As Skor explained, Growth Energy is "pleased" with the EPA and administration's commitment to a 15-billion-gallon target for conventional biofuels, but it would like to see final levels for cellulosic and advanced biofuels continue to give producers and stakeholders certainty in their investment in second generation technology.
"The RFS is a great American success story: It has helped provide consumers with real choice and savings at the pump, while also strengthening our economy, delivering greater energy independence, and improving our environment," Skor said.
The Iowa Renewable Fuels Association (IRFA) pointed out President Trump's administration fulfilled a campaign promise by leaving the conventional fuel level — for which corn starch ethanol qualifies — at its 15-billion-gallon cap.

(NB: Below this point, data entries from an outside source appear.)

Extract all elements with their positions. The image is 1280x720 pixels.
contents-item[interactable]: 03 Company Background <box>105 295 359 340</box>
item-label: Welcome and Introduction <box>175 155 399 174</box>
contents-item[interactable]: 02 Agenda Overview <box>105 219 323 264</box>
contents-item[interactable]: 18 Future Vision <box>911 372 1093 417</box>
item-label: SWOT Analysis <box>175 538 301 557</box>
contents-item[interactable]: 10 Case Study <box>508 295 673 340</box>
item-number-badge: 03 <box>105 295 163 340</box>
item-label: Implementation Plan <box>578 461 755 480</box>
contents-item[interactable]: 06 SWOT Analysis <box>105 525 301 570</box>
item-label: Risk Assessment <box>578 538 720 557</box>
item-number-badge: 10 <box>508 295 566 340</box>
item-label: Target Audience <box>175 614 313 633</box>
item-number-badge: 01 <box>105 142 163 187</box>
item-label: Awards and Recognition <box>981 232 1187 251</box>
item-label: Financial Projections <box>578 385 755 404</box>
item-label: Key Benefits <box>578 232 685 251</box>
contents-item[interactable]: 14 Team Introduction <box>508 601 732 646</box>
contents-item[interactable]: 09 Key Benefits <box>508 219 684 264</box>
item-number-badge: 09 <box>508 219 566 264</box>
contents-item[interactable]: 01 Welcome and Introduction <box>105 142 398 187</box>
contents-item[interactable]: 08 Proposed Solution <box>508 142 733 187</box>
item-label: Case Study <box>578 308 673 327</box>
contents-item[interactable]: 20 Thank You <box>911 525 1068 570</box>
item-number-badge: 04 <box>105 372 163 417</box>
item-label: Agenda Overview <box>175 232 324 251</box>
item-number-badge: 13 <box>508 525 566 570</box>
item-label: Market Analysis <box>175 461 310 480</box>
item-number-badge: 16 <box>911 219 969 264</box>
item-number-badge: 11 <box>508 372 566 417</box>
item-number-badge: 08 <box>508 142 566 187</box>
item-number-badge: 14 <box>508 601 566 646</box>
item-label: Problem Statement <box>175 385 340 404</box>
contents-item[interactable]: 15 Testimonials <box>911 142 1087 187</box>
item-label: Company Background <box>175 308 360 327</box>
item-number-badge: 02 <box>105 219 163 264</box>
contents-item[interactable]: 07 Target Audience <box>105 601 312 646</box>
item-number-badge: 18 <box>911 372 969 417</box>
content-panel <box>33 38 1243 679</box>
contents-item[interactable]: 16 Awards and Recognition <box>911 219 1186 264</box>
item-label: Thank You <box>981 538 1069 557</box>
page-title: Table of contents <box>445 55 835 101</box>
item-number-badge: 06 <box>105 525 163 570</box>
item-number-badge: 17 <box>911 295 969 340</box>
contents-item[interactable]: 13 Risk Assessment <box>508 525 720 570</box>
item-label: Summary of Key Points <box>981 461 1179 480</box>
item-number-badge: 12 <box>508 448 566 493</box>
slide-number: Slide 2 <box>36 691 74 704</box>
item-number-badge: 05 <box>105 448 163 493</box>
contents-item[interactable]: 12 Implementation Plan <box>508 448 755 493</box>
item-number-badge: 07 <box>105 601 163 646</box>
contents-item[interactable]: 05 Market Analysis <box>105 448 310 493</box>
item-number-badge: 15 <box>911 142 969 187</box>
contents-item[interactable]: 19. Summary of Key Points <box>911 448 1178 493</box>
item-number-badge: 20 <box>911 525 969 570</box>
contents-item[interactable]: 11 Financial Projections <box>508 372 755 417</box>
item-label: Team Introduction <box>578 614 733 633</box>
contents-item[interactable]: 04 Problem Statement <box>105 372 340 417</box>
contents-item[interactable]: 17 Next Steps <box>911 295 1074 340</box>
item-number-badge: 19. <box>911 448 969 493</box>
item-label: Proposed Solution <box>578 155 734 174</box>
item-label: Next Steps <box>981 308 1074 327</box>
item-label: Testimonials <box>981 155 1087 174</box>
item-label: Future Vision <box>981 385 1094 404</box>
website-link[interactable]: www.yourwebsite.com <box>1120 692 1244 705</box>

However, the proposed 2019 biodiesel level is 2.1 billion gallons, far below the industry request of 2.75 billion gallons.
"IRFA applauds President Trump for keeping his campaign promise with this proposal to uphold the [RFS] for ethanol. Maintaining the 15-billion-gallon conventional biofuels level is good news for E15, motorists and farmers. This proposal would keep the RFS on track and provide regulatory stability for ethanol producers, retailers, and obligated parties alike," said Iowa Renewable Fuels Association Executive Director Monte Shaw.
"Unfortunately, a change in administrations did not change the EPA's under appreciation for the potential of U.S. biodiesel production. Keeping biodiesel levels frozen at 2.1 billion falls short of U.S. industry capabilities, even before imports are considered," Shaw added.
The National Biodiesel Board (NBB) added the proposed volume requirements for advanced biofuels fail to recognize the continued growth of industry.
"This proposal continues to underestimate the ability of the biomass-based diesel industry to meet the volumes of the RFS program," the NBB said in a statement. "This is a missed opportunity for biodiesel, which reduces costs, provides economic benefits and results in lower prices at the pump. Higher advanced-biofuel and biomass-based diesel volumes will support additional jobs and investment in both rural economies and clean-energy-conscious communities."
The board said it will continue to work with the EPA and ensure the administration doesn't turn its back on our domestic energy producers.
"The EPA should be committed to diversifying the diesel fuel market and prioritizing advanced biofuels targets like this ignore reality and the law, inhibiting growth in the industry," said Anne Steckel, vice president of federal affairs at the NBB.